The stairs open at last on a foyer outside the old council chamber. The bare windows are wider here because the walls are thinner than below, and, being higher, they’re letting in more of the morning. The stained glass, red, gold, and blue, burnishes the room. Dark wooden benches blanketed in dust warm themselves in the sunlight. Between the spiral staircases, a door leads to a widow’s walk. Opposite it, the brass doors to the council chamber have bas reliefs that, like the mosaics in the tile floor, depict images of Hanosh at the founding of the League, the ruins of war rebuilt with the promise of prosperity for all.
“You don’t see its like anymore,” Ject says, “that art. Too many flourishes. Too much light.” Too many smiles, Eles once said of the style. No market for it now. Art should be plain and prudent, properly flat. The doors and floor do feel aggressively showy to Ject, like a na?f made up to seem older.

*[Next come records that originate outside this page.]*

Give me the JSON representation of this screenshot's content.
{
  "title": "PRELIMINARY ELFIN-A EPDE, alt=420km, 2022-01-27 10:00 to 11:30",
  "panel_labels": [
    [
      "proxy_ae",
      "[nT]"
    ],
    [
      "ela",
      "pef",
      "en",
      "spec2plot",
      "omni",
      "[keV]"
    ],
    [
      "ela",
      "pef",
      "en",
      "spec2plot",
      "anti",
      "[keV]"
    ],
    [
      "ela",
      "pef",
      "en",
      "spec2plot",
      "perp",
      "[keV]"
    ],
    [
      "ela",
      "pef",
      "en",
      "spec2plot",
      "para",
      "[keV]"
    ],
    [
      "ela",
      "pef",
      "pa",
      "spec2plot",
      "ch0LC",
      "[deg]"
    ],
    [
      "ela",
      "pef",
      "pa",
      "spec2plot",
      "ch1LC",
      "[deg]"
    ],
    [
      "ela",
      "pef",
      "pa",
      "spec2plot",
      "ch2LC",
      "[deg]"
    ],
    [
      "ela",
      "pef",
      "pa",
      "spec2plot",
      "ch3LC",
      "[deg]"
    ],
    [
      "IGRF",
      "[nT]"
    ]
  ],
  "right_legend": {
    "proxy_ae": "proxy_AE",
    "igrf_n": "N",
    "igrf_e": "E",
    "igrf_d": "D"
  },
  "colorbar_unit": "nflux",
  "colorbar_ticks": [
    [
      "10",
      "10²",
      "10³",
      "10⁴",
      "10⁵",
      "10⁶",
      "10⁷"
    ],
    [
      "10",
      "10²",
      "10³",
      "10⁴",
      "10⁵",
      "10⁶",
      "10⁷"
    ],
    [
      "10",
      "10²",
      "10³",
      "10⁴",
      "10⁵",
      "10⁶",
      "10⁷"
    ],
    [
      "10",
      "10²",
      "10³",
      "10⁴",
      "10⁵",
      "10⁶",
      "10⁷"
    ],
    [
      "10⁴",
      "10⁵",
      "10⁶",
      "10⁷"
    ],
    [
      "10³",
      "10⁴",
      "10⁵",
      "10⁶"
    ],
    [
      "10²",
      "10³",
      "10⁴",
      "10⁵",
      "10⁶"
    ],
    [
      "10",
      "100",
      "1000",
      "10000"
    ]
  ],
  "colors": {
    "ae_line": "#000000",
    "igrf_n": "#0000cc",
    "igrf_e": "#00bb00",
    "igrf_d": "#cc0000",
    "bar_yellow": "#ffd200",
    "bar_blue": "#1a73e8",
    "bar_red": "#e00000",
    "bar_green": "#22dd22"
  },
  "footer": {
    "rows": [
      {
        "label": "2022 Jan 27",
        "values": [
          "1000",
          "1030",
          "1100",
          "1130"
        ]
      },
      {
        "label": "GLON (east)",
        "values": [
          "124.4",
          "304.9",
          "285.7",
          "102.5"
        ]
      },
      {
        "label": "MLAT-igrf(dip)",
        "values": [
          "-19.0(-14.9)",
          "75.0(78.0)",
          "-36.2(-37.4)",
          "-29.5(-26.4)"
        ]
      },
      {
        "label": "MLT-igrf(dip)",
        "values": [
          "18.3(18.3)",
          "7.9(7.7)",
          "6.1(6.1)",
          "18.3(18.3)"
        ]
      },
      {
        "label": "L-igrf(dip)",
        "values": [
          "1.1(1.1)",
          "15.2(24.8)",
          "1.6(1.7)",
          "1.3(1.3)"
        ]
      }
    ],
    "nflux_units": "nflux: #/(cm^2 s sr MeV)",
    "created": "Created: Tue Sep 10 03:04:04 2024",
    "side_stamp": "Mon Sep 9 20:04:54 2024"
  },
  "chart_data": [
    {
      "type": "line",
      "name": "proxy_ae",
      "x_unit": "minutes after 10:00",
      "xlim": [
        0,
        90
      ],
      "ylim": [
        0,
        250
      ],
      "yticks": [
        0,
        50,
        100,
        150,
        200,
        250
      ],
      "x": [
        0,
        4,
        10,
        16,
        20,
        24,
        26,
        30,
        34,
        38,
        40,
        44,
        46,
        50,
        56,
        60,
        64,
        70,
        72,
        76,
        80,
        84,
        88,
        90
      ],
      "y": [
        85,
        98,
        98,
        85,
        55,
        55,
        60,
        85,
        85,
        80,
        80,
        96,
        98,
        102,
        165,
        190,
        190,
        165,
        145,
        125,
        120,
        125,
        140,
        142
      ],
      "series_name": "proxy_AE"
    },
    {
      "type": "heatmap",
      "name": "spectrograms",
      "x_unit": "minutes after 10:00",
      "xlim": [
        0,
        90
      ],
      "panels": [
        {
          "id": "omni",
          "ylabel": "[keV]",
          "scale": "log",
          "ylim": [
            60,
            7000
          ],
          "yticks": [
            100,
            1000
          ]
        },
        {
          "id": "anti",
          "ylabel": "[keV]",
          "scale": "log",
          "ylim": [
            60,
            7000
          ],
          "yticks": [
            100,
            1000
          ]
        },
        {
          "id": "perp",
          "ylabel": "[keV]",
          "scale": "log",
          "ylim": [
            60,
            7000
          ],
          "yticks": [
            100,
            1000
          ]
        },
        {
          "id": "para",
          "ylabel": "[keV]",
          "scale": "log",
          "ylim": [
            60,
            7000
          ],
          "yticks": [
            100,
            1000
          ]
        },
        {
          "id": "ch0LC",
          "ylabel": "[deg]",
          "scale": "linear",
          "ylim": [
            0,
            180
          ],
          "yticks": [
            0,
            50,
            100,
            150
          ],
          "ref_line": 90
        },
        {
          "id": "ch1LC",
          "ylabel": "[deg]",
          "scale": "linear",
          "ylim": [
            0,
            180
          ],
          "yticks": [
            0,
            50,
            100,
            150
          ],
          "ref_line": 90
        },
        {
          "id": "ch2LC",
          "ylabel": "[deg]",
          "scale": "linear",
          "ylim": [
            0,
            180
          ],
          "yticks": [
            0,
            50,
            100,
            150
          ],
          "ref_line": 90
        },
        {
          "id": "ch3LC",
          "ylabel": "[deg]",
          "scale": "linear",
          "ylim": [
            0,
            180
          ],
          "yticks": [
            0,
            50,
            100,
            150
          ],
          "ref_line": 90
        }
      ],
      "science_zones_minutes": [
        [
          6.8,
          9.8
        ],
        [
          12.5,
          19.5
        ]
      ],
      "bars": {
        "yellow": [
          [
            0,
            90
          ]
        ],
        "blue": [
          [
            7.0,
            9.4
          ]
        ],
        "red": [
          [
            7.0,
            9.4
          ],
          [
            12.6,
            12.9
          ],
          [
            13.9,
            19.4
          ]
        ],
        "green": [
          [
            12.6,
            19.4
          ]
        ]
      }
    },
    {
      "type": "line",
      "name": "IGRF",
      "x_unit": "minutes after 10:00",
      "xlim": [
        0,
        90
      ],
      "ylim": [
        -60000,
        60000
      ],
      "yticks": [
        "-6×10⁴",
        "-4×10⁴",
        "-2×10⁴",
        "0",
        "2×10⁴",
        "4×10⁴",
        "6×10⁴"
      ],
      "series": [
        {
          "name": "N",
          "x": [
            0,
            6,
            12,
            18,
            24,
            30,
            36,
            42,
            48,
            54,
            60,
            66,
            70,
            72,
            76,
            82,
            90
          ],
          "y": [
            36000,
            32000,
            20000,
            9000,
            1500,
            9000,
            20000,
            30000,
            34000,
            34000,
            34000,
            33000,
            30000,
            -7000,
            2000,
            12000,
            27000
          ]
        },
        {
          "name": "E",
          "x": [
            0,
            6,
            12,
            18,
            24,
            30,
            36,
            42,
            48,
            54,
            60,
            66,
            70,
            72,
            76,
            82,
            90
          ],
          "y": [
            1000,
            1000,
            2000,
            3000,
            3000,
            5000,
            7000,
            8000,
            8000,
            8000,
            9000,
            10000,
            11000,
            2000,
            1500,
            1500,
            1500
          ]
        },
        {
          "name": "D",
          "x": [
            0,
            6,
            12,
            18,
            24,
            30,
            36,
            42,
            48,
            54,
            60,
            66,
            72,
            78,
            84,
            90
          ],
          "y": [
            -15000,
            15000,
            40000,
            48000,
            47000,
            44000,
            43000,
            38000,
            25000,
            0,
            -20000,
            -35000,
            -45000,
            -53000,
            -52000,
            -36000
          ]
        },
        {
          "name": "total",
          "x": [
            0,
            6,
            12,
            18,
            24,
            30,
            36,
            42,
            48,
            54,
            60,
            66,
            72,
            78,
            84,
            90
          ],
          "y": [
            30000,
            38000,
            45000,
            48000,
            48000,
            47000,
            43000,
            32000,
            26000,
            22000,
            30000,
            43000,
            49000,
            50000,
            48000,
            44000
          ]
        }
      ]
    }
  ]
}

Ravis unlocks the chamber doors, but the hinges are frozen. It takes four guards to pull the doors wide enough for Ject to look in. Canvas shrouds the banc and the pews and tables arrayed before it. They’re covered with droppings and littered with dried rat guts and bones. Dust sparkles in the light coming through the stained glass.
Ject hears a tap from the center of the room, an area walled off by canvas. He holds his hand up. The guards form two lines behind him. The tap comes again. Ject points and stands aside. His men enter with crossbows drawn, one line curling left, the other right. At the head of the left line Ravis sights his crossbow over the pew nearest the sound, then waves Ject to him.
A body lies in a pool of blood, its legs bent along new joints, its face smashed. Nonetheless, Ject says, “That’s Skite.” He carefully digs a house shield from the body’s pocket to confirm this. “Why was he up here?”
“Up there,” Ravis says, pointing. “He must have fallen.”
Ject looks at the top of the dome and notes the dark stain outlining the trapdoor to the cupola. A drop of blood falls from it and taps the pool around Skite.
“I think I know where we’ll find Chelson’s other men,” Ject says.
Last night, Ject thinks, their only mission would have been finding Chelson’s daughter. Could they have tracked her here? Was her abductor also the tower thief? Did he drive off the ravens? He couldn’t have come through the main doors, though. They were locked and stiff. He looks toward the servants’ stairs and notices the door is slightly ajar. That’s how he came and went. Ject’s heart sinks. Well, he thinks, if there’s no dragon, at least he can catch the bad guy and maybe rescue the princess.
“Let’s take a less direct route,” Ject says. “The widow’s walk.” Ject looks from the door outside near the servants’ stairs toward the one leading outside from the foyer, and that’s when he sees the shadowy face staring at them through a window near the latter.
Peeking through the cracked door from the servants’ stairs, Herse watches Ject’s men open the brass doors across the old council chamber. They check the body as he had been doing a moment ago before hearing them approach and hiding.
He was not surprised it’s Skite. Herse heard about Tristaban’s abduction last night from a friend in the guard. Chelson’s men must have tracked the abductor here. He can’t imagine why here, but why he fell is obvious. The stairs and catwalk are very defensible. And it would be easy to slip in the dark, especially if pushed from above.
Ject looks at the servants’ stairs, Herse slides into the darkness, then Ject races with his men back to the foyer. Herse would have been leery of climbing to the trapdoor, but as the guards pour onto the widow’s walk, their distraction makes that approach less complicated. He loads his crossbow and holds the dirk along the stock. If the girl is up there, he could save the day.
As he slips past the servants’ stairs door, he notices that the bar for the door beside it, which leads to the widow’s walk, is lying on the floor. Wanting to protect his rear, Herse replaces the bar.
3
* * *
Earlier, after Skite fell, Jeryon flew down the servants’ stairs to hide Derc’s body more thoroughly. By candlelight he stuffed him into the cesspit with a broom and replaced the seat.
He wiped up the blood in the hallway with a rag and water from the kitchen then cleaned up the broken jar and dried the floor. Having covered his tracks, he browsed the pantries for some breakfast. As famished as he was he knew he was really just killing time. He couldn’t bring himself to return to the cupola. He only admitted this to himself when he heard footsteps on the stoop. He doused the candle and went up the kitchen stairs, but as he reached the door to the service hallway, the tower’s backdoor was unlocked.
Jeryon peeked out. A scullery in a ratty tunic entered from the back stoop. She cradled a stub of candle to light her way. Jeryon drew his knife. He didn’t want to kill her, but others would arrive soon, and she was between him and the servants’ stairs. She was so scrawny he wouldn’t need the broom to get her into the cesspit.